Isso não quer dizer, porém, que não seja também uma figura problemática, dificilmente capaz de resolver os problemas chilenos, incluindo um dos mais básicos e triviais para o conservadorismo: a preocupação com segurança pública. De fato, Kast fez mil promessas sobre deportações em massa de imigrantes ilegais, construção de muros e outros tipos de endurecimento da política criminal do país, mas até agora aquilo que foi feito nessa esfera pode ser resumido a “nada”.

Ainda mais desconfortável para um presidente que pertence à “onda azul” latino-americana, Kast teve que lidar com tensões com a Argentina de Milei (que parece atirar para todos os lados para performar nacionalismo). Apesar de uma certa proximidade ideológica (bastante relativa, já que, como dito, Kast representa um conservadorismo liberal clássico enquanto Milei representa um libertarianismo histriônico), Milei ensaiou desafiar a soberania chilena sobre o Estreito de Magalhães e partes da Terra do Fogo, o que foi respondido por Kast com exercícios militares.

Nisso Milei parece querer imitar Donald Trump em suas bravatas contra a Dinamarca e a UE em relação à Groenlândia, mas naturalmente uma coisa são os EUA, outra coisa a Argentina, especialmente após a dilapidação do poderio militar que se deu após a Guerra das Malvinas.

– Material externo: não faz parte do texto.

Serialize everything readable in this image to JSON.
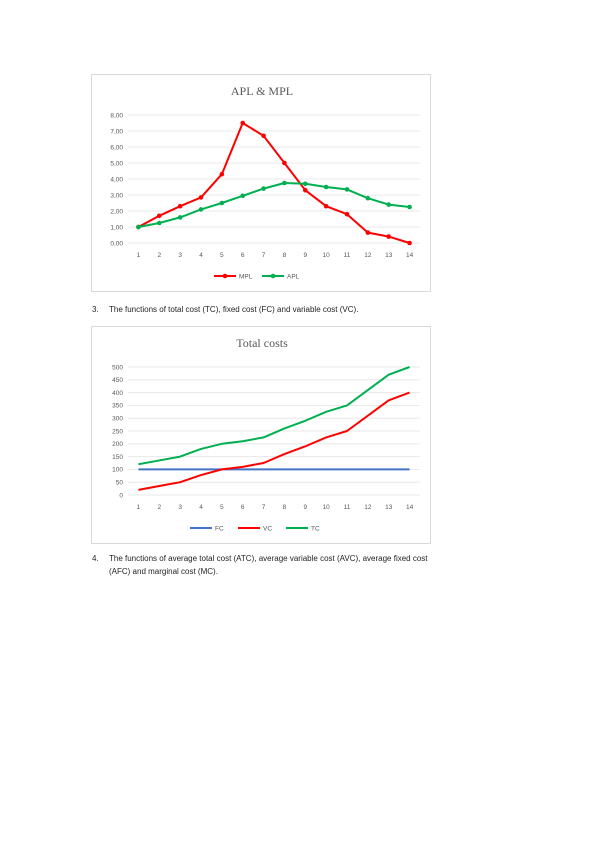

Kast tem tempo para poder recuperar algo de apoio popular. As próximas eleições gerais no Chile serão apenas em 2029. Mas nesse período muita coisa pode acontecer. Como já dito, Kast é algo como um “peixe fora d’água” nessa onda de populismo em estilo trumpista. O candidato populista libertário, no Chile, é Franco Parisi, que ficou em 3º lugar nas últimas eleições chilenas, pouco abaixo do resultado de Kast no 1º turno.

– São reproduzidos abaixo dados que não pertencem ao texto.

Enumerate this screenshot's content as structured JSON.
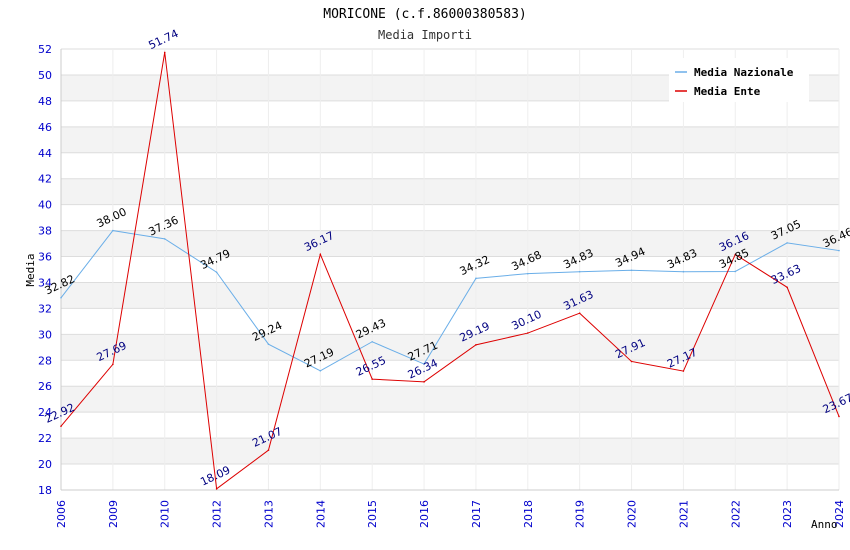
{
  "chart_data": {
    "type": "line",
    "title": "MORICONE (c.f.86000380583)",
    "subtitle": "Media Importi",
    "xlabel": "Anno",
    "ylabel": "Media",
    "ylim": [
      18,
      52
    ],
    "yticks": [
      "18",
      "20",
      "22",
      "24",
      "26",
      "28",
      "30",
      "32",
      "34",
      "36",
      "38",
      "40",
      "42",
      "44",
      "46",
      "48",
      "50",
      "52"
    ],
    "categories": [
      "2006",
      "2009",
      "2010",
      "2012",
      "2013",
      "2014",
      "2015",
      "2016",
      "2017",
      "2018",
      "2019",
      "2020",
      "2021",
      "2022",
      "2023",
      "2024"
    ],
    "series": [
      {
        "name": "Media Nazionale",
        "color": "#6aaee8",
        "values": [
          32.82,
          38.0,
          37.36,
          34.79,
          29.24,
          27.19,
          29.43,
          27.71,
          34.32,
          34.68,
          34.83,
          34.94,
          34.83,
          34.85,
          37.05,
          36.46
        ],
        "labels": [
          "32.82",
          "38.00",
          "37.36",
          "34.79",
          "29.24",
          "27.19",
          "29.43",
          "27.71",
          "34.32",
          "34.68",
          "34.83",
          "34.94",
          "34.83",
          "34.85",
          "37.05",
          "36.46"
        ]
      },
      {
        "name": "Media Ente",
        "color": "#dd0000",
        "values": [
          22.92,
          27.69,
          51.74,
          18.09,
          21.07,
          36.17,
          26.55,
          26.34,
          29.19,
          30.1,
          31.63,
          27.91,
          27.17,
          36.16,
          33.63,
          23.67
        ],
        "labels": [
          "22.92",
          "27.69",
          "51.74",
          "18.09",
          "21.07",
          "36.17",
          "26.55",
          "26.34",
          "29.19",
          "30.10",
          "31.63",
          "27.91",
          "27.17",
          "36.16",
          "33.63",
          "23.67"
        ]
      }
    ],
    "grid": true,
    "legend_position": "top-right"
  }
}
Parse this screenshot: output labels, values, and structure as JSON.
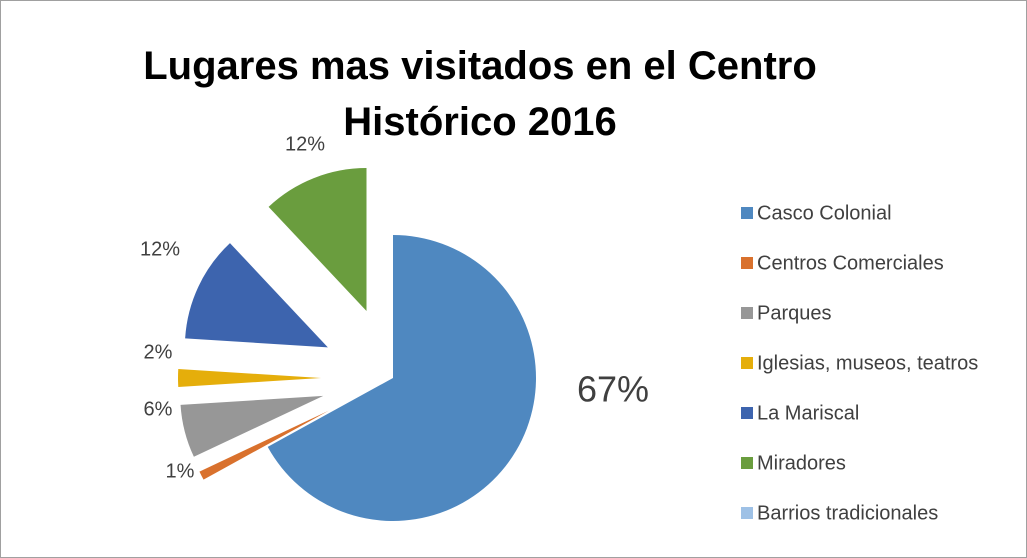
{
  "chart_data": {
    "type": "pie",
    "title": "Lugares mas visitados en el Centro Histórico 2016",
    "categories": [
      "Casco Colonial",
      "Centros Comerciales",
      "Parques",
      "Iglesias, museos, teatros",
      "La Mariscal",
      "Miradores",
      "Barrios tradicionales"
    ],
    "values": [
      67,
      1,
      6,
      2,
      12,
      12,
      0
    ],
    "value_labels": [
      "67%",
      "1%",
      "6%",
      "2%",
      "12%",
      "12%",
      null
    ],
    "colors": [
      "#4f88c0",
      "#d9712d",
      "#979797",
      "#e5ae0b",
      "#3d64ae",
      "#6a9d3e",
      "#9ec1e6"
    ],
    "legend": "right"
  }
}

Nesse sentido, de uma perspectiva dos processos políticos, o desafio para Kast seria “surfar” na onda azul sem abrir espaço para um “Milei chileno” como Parisi, contando talvez com uma derrota do trumpismo nas próximas eleições presidenciais nos EUA. Com forças mais radicais à direita e à esquerda, Kast conseguiria se pintar para o Partido Democrata como o personagem “mais razoável” na política chilena.